Tuesday May 9, 7:30 PM, Studio C
Crip Camp: A Disability Revolution – Screening and Q&A with Directors Jim Lebrecht and Nicole Newnham, Producer Sara Bolder (not hosted by the Disability Studies cluster)
This Oscar-nominated documentary focuses on a groundbreaking summer camp that galvanizes a group of teens with disabilities to help build a movement, forging a new path toward greater equality. Executive produced by President Barack Obama and Michelle Obama. (co-sponsored by SocDoc, Social Practice Arts Research Center, and Porter College)
Wednesday, May 17, 4-5:35 pm (Zoom; CART provided)
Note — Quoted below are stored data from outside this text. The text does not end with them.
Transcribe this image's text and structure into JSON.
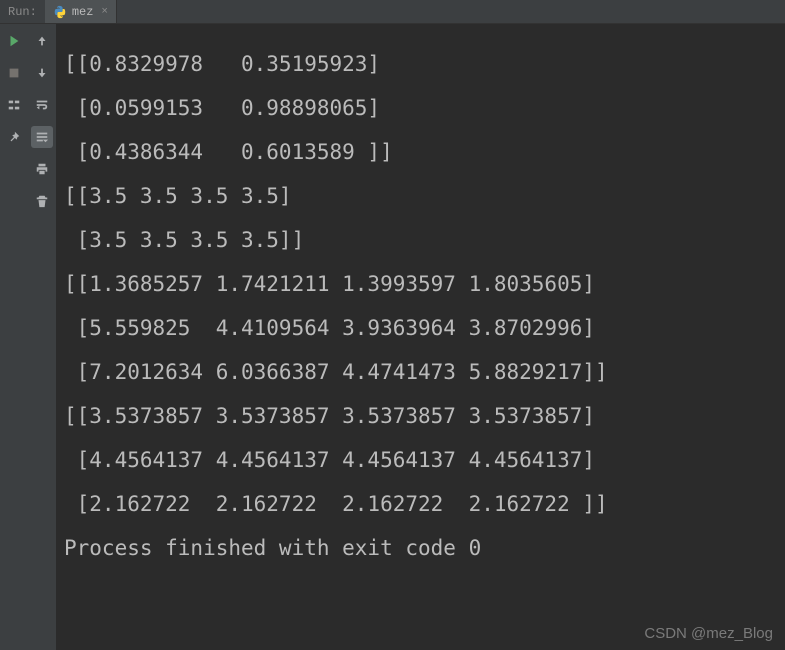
{
  "topbar": {
    "run_label": "Run:",
    "tab_name": "mez",
    "tab_close": "×"
  },
  "console": {
    "lines": [
      "[[0.8329978   0.35195923]",
      " [0.0599153   0.98898065]",
      " [0.4386344   0.6013589 ]]",
      "[[3.5 3.5 3.5 3.5]",
      " [3.5 3.5 3.5 3.5]]",
      "[[1.3685257 1.7421211 1.3993597 1.8035605]",
      " [5.559825  4.4109564 3.9363964 3.8702996]",
      " [7.2012634 6.0366387 4.4741473 5.8829217]]",
      "[[3.5373857 3.5373857 3.5373857 3.5373857]",
      " [4.4564137 4.4564137 4.4564137 4.4564137]",
      " [2.162722  2.162722  2.162722  2.162722 ]]",
      "",
      "Process finished with exit code 0"
    ]
  },
  "watermark": "CSDN @mez_Blog"
}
“Ecosoma Worlds” – Discussion/Workshop with Petra Kuppers
Petra Kuppers is a disability culture activist and a community performance artist. She creates participatory community performance environments that think/feel into public space, tenderness, site-specific art, access and experimentation, using ecosomatics, performance, and speculative writing to engage audiences. She is the Artistic Director of The Olimpias, an international disability culture collective, and co-creates Turtle Disco, a somatic writing studio, with her wife, poet and dancer Stephanie Heit, from their home in Ypsilanti, Michigan. Her most recent academic book project, Eco Soma: Pain and Joy in Speculative Performance Encounters, appeared as an open-access text with the University of Minnesota Press in early 2022.
Suggested viewing and reading: Leah Lakshmi in Sins Invalid 2009 – Part 1; Leah Lakshmi in Sins Invalid 2009 – Part 2; Leah Lakshmi in Sins Invalid 2009 – Part 3; Petra Kuppers, Starship Somatics; (also see readings sent via email)
WINTER QUARTER
Sami Schalk’s Black Disability Politics
The first event in 2023 for the THI Research Cluster for “Disability Geographies and Disability Time Travels” will be held on Friday, February 24th from 11-12:30 via Zoom. We will be reading the Introduction and Chapter 1 from Sami Schalk’s new book Black Disability Politics (Duke 2022). We are very excited about this as our first text because it brings together many of the themes that are central to this cluster’s work: the importance of intersectionality to the project of disability justice and the role of disabled Black communities in creating disability justice movements; the importance of history in the “time travel” of imagining disability futures — not to mention that for those of us in this part of California, much of the history Schalk is engaging is, in fact, local history, attached to the geographies many of us encounter every day.
The book is available in our shared DS-THI drive, through the library, or wherever you like to order books.THI Cluster Meeting
Friday, December 2 @ 11a
- Goals and Priorities
- Introductions: forming community
- Events
Missed the first meeting and want the notes? Cluster members can find notes in the DS-THI Team Drive.